Bone Health and Long-Term Medication Use
One underappreciated way epilepsy can “get worse” with age has nothing to do with seizures themselves. Long-term use of certain seizure medications accelerates bone loss, and this compounds the natural bone thinning that comes with aging. Older enzyme-inducing medications like phenytoin, carbamazepine, and phenobarbital are the main culprits. Phenytoin alone can decrease bone density by about 1.8% per year.
A longitudinal study of women with epilepsy aged 65 and older found that seizure medication use accelerated bone loss at the hip. Researchers estimated that if left unchecked, this rate of loss would increase hip fracture risk by 29% over five years. Fracture risk also rises with cumulative years of exposure, so someone who has been on these medications for decades faces a compounding problem. Vitamin D monitoring and supplementation (often 2,000 to 4,000 IU daily for those on the highest-risk drugs) can help counteract this effect, and periodic bone density screening is recommended for anyone on long-term seizure medication.

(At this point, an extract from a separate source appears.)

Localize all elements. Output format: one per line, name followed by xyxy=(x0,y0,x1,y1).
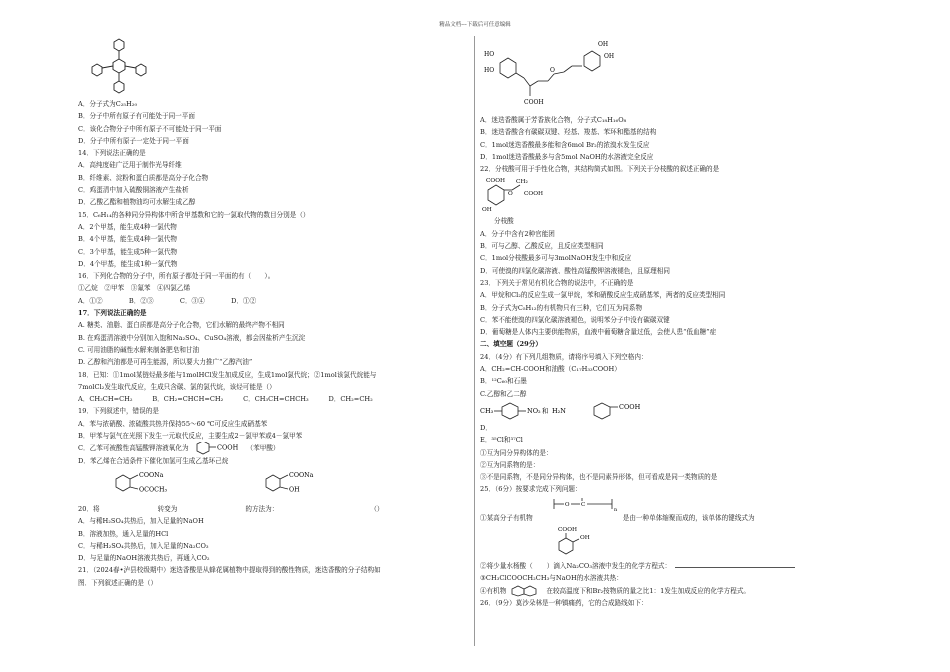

The Link Between Epilepsy and Dementia
Epilepsy and cognitive decline have a two-way relationship that becomes increasingly relevant with age. Having epilepsy raises your risk of developing dementia. A large European analysis found that people with epilepsy had a relative risk of 1.5 for being diagnosed with dementia over an eight-year period compared to the general population. The connection to Alzheimer’s disease specifically was even more striking: the greatest risk occurred in people who had epilepsy for fewer than 10 years (relative risk of 2.5), compared to those with epilepsy lasting more than 10 years (relative risk of 1.4). This pattern suggests that new-onset epilepsy in later life may sometimes be an early marker of a neurodegenerative process already underway.
The relationship also runs in the other direction. People with Alzheimer’s disease and other dementias develop seizures at significantly higher rates than the general population. As the brain undergoes progressive damage, it becomes more susceptible to abnormal electrical activity. For families watching a loved one with both conditions, it’s worth knowing that treating the seizures can sometimes improve alertness and day-to-day functioning, even if the underlying dementia continues to progress.
SUDEP Risk by Age
Sudden unexpected death in epilepsy (SUDEP) is the most serious risk associated with uncontrolled seizures. It peaks in young adults rather than seniors. In one large registry of 237 SUDEP cases, the median age was 26 years, with the highest concentration between ages 11 and 40. Most cases occurred during sleep (70%), in an unwitnessed setting (93%), and were associated with a preceding seizure (74%). While SUDEP can occur at any age, the data suggest that younger adults with frequent uncontrolled convulsive seizures face the greatest risk. Maintaining seizure control, sleeping with someone nearby when possible, and avoiding sleeping face-down are practical steps that reduce risk at any age.